Krabiel has been the vice president of operations for Affinity Gaming since January 2011 after leaving Boyd Gaming where he worked as vice president of operational finance for more than five years. Affinity Gaming’s license would bring in $110,040 annually for the City of Sparks.

The license for the machine, tables and other games is contingent upon the casino being inspected and approved by every city, county, district, and state agency having jurisdiction over the matter.

The Sparks City Council also approved a 21st Century Community Learning Centers grant to the collaboration among the City of Sparks, Alice Maxwell and Agnes Risley elementary schools. The grant will provide $7,369 to continue part-time salaries at the schools for enrichment activities being held after school.

The 21st Century Community Learning Centers program is also active at Kate Smith and Lincoln Park elementary schools and positions held under the city’s Parks and Recreation Department are paid through the grant funding. The after-school activities include art, dance, sports and self-esteem builders for children. The current schedule of service for Agnes Risley is Feb. 11 through May 17, and service for Alice Maxwell is April 29 through May 17.

The City Council also approved an amendment to the Sparks Municipal Code regarding business licenses in order to remove ambiguous statements and remove any need for interpretation. Tom Riley, a contracted attorney for City of Sparks Attorney Chet Adams, said the amendment will help bring business licenses “into the 21st century.”
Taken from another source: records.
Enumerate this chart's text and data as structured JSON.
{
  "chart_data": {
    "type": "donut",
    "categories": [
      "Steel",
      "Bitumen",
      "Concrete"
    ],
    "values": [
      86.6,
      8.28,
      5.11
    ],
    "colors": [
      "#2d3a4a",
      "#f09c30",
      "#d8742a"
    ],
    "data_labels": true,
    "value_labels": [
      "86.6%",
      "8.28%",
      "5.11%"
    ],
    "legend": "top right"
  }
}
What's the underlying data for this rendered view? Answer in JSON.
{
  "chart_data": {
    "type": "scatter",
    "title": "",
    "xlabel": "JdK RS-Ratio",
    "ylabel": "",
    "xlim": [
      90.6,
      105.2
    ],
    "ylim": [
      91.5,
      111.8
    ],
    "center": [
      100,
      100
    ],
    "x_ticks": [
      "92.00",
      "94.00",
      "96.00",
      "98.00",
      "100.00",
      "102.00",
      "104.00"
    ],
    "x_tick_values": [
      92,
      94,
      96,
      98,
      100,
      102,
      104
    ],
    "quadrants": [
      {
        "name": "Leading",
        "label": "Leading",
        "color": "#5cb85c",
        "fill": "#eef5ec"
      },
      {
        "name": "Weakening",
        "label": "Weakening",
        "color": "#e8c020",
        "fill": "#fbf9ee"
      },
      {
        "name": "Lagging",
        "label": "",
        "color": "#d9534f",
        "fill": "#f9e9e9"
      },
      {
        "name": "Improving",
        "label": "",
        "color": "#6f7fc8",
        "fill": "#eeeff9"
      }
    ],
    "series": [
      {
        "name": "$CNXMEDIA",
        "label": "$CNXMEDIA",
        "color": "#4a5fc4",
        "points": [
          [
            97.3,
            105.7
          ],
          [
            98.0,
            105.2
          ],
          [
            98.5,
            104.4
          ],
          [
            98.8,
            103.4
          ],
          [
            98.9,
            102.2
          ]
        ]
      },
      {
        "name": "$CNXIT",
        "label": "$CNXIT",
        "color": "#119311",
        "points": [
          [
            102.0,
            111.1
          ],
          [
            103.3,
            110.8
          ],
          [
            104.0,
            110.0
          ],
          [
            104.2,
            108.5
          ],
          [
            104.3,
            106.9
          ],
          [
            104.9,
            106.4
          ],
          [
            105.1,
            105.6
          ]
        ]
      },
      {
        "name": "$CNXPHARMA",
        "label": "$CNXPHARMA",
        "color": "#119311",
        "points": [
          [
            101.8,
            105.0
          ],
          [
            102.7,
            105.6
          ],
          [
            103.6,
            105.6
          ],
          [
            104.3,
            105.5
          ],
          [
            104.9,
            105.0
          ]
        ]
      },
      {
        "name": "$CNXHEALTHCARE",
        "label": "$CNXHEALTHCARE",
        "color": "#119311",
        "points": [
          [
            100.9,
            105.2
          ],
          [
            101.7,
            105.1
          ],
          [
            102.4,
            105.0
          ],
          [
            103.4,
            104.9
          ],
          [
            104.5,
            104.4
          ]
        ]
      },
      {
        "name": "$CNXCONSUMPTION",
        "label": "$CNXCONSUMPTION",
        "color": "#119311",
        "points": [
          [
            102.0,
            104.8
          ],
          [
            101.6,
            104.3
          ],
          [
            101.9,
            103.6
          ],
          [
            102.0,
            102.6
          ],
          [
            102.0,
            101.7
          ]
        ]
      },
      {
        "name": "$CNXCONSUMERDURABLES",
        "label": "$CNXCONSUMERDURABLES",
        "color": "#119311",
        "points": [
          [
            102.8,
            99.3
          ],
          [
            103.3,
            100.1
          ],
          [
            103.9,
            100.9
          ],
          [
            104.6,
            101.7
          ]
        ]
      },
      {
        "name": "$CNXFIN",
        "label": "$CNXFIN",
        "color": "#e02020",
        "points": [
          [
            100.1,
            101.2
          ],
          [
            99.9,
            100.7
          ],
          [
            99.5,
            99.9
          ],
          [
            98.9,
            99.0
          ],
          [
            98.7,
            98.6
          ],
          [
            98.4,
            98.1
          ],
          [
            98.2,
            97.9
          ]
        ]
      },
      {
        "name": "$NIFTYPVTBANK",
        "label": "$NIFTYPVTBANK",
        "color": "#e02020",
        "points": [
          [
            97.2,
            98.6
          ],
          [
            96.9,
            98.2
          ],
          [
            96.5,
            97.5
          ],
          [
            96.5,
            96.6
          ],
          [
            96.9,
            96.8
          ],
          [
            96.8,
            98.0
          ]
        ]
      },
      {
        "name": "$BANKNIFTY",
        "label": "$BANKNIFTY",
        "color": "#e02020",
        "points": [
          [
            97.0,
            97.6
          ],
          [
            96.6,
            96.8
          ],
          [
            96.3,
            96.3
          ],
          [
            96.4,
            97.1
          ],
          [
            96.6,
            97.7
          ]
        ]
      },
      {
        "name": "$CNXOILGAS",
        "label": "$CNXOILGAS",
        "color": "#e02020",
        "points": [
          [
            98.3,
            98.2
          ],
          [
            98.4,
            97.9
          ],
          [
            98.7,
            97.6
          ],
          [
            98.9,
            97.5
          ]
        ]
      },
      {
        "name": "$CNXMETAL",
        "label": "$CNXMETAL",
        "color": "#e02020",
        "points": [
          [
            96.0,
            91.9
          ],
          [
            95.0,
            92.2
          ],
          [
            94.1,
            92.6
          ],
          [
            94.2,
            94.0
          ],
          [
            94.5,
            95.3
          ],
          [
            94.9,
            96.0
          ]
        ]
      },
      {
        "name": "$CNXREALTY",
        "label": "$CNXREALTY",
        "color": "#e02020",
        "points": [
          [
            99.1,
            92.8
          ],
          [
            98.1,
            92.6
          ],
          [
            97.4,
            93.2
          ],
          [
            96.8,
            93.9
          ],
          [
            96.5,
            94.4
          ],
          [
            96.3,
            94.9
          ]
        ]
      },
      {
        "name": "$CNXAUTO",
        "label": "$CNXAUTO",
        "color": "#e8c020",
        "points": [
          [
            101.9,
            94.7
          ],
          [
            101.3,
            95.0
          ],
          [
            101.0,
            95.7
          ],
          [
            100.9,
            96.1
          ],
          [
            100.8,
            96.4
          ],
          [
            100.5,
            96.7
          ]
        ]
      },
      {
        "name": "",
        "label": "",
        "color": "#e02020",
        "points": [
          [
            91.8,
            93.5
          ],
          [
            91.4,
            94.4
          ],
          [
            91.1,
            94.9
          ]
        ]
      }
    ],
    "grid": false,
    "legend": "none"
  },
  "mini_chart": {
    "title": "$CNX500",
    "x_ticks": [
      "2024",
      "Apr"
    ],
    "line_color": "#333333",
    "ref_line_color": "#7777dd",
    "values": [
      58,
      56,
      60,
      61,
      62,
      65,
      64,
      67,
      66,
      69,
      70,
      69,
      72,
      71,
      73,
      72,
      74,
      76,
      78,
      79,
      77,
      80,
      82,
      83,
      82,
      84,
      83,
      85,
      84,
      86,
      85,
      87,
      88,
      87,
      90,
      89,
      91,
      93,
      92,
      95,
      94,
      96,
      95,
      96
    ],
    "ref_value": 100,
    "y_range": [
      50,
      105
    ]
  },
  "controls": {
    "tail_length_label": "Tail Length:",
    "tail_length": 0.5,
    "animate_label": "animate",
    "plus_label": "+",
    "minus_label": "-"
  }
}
“There is no room for ambiguity, no room for interpretation and the new code will affect everything from the business license application to prosecution in court,” Riley said Monday inside the council chambers.

City documents summarized the amendment as follows:

“The final proposed ordinance is a balance of enforcement (mainly increased late penalties and stronger criminal provisions) and business owner’s rights (more hearings allowed to dispute the imposition of penalties). It provides a clear, consistent legal framework within which the Finance Director and City Attorney may operate to increase revenue to the City through stricter enforcement.”

Adams said businesses operating with delinquent licenses will receive a prompt citation to encourage business operators to keep their buildings up to code. He said the citation will help the city in court should the process be taken that far.

The city council wrapped up its approvals by shortening the appeal period for Planning Commission and administrative actions.

City of Sparks Senior Planner Jim Rundle said the appeal period will be reduced from 21 business days to 11 calendar days, which is the Nevada Revised Statutes minimum for an appeal. Rundle said in his report to the council that a shorter appeal period may not allow for enough time for thorough review by affected parties, but said the positive side of the equation outweighs the negative.

“Shortening appeal periods provides earlier certainty to an applicant, thus allowing construction or occupation to begin more quickly, reducing the time spent in the entitlement process,” Rundle said. “Council adoption of a shorter appeal period could convey a message to the development community that Sparks is intent on streamlining the development process and moving projects more quickly from concept to execution.”